About placement groups
Tracking object placement on a per-object basis within a pool is computationally expensive at scale. To facilitate high performance at scale, Ceph subdivides a pool into placement groups, assigns each individual object to a placement group, and assigns the placement group to a primary OSD. If an OSD fails or the cluster re-balances, Ceph can move or replicate an entire placement group, meaning all of the objects in the placement groups, without having to address each object individually. This allows a Ceph cluster to re-balance or recover efficiently.
When CRUSH assigns a placement group to an OSD, it calculates a series of OSDs—the first being
the primary. The osd_pool_default_size setting minus 1 for
replicated pools, and the number of coding chunks M for erasure-coded pools
determine the number of OSDs storing a placement group that can fail without losing data
permanently. Primary OSDs use CRUSH to identify the secondary OSDs and copy the placement group’s
contents to the secondary OSDs. For example, if CRUSH assigns an object to a placement group, and
the placement group is assigned to OSD 5 as the primary OSD, if CRUSH calculates that OSD 1 and OSD
8 are secondary OSDs for the placement group, the primary OSD 5 will copy the data to OSDs 1 and 8.

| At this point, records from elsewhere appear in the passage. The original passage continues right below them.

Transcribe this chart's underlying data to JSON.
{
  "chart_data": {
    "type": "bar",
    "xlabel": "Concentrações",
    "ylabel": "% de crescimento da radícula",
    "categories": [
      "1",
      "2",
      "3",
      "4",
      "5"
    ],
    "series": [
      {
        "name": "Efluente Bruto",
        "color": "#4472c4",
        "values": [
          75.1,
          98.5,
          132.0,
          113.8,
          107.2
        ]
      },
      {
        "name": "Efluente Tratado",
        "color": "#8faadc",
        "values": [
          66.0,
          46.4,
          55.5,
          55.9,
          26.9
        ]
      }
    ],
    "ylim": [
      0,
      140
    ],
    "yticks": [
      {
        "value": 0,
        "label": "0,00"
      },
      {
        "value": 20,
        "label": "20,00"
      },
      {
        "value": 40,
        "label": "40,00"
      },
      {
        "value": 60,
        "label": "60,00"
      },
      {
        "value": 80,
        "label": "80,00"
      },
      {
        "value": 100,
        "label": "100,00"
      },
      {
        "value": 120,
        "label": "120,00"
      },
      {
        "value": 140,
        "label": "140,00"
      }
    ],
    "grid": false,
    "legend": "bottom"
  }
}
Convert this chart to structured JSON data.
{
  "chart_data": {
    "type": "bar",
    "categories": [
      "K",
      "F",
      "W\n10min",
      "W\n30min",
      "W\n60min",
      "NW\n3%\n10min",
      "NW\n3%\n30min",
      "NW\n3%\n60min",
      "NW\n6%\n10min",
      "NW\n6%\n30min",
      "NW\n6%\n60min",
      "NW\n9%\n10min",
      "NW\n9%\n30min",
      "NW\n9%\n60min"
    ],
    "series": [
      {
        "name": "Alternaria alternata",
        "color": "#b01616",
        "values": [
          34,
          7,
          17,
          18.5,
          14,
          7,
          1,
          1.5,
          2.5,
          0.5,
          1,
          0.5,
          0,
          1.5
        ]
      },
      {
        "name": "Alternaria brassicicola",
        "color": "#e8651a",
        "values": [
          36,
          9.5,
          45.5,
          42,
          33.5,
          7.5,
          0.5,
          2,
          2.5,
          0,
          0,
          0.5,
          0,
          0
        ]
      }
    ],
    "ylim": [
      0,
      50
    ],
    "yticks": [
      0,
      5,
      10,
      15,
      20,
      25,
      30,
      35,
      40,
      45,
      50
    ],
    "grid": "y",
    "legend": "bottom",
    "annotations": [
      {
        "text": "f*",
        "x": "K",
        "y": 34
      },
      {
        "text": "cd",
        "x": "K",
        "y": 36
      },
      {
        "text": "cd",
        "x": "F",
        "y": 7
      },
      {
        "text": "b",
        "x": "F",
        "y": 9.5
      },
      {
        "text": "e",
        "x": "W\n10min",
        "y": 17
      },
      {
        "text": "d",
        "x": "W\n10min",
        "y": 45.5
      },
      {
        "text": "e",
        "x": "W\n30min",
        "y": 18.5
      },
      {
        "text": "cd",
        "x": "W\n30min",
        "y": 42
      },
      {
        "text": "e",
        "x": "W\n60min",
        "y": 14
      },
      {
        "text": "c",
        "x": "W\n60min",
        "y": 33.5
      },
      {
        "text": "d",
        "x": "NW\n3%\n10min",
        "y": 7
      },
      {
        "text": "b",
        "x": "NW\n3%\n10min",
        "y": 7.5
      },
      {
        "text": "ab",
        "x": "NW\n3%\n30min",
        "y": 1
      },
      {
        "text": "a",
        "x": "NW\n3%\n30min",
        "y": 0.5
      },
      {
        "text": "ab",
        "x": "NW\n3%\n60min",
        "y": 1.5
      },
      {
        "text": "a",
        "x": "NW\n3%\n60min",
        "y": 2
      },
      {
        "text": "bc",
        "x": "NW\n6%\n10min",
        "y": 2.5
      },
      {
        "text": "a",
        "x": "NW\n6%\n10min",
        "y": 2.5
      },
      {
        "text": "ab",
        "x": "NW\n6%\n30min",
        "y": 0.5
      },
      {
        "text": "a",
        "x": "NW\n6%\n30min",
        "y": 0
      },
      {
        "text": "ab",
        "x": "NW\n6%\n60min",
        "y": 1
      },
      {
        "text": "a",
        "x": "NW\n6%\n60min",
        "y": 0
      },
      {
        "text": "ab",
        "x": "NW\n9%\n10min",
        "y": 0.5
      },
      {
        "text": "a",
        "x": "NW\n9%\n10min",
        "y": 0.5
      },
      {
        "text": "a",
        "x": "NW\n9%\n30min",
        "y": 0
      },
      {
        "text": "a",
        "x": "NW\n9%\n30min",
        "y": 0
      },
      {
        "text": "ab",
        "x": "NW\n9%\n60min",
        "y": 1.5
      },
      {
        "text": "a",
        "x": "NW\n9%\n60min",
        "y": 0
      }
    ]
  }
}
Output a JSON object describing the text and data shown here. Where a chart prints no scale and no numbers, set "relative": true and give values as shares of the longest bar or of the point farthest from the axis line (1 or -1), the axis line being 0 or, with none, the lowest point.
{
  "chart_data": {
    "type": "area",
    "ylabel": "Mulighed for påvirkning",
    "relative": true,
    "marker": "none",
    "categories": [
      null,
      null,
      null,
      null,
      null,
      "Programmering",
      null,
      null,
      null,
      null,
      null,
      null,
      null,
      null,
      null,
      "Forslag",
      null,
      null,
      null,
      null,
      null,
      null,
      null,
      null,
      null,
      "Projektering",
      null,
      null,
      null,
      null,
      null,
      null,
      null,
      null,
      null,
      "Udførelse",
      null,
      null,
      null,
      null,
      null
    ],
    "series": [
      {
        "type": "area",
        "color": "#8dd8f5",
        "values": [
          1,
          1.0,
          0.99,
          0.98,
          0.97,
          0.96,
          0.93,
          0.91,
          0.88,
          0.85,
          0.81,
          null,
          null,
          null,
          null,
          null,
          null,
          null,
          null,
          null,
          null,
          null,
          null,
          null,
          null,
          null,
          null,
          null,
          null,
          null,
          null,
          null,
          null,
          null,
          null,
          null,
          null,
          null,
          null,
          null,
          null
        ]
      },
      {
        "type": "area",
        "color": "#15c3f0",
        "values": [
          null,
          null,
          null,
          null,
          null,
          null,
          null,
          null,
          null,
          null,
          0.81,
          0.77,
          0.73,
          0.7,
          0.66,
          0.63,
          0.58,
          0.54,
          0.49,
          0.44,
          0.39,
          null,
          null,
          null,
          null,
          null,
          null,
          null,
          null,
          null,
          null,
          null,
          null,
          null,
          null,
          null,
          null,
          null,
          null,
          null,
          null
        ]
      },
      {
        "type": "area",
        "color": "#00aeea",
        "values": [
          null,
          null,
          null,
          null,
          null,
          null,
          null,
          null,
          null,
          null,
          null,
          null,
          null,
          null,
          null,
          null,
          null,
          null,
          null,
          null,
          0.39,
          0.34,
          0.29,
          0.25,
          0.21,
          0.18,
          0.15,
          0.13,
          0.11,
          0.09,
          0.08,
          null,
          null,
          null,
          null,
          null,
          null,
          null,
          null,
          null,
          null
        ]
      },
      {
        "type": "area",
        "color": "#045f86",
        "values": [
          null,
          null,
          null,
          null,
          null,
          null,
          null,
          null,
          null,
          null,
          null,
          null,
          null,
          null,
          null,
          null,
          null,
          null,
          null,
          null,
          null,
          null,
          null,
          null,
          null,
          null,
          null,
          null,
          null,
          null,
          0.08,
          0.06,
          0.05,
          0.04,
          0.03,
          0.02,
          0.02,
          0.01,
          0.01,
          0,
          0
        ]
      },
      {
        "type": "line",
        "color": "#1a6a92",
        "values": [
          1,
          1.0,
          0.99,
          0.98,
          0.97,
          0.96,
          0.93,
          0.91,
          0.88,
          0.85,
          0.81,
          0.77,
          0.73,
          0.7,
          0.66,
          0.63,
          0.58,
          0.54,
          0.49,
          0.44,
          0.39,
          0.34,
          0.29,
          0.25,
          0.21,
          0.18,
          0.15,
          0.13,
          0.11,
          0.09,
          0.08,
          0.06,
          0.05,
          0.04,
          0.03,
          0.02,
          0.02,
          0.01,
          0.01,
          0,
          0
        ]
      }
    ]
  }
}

By copying data on behalf of clients, Ceph simplifies the client interface and reduces the client
workload. The same process allows the Ceph cluster to recover and rebalance dynamically.
When the primary OSD fails and gets marked out of the cluster, CRUSH assigns the placement group
to another OSD, which receives copies of objects in the placement group. Another OSD in the
Up Set will assume the role of the primary OSD.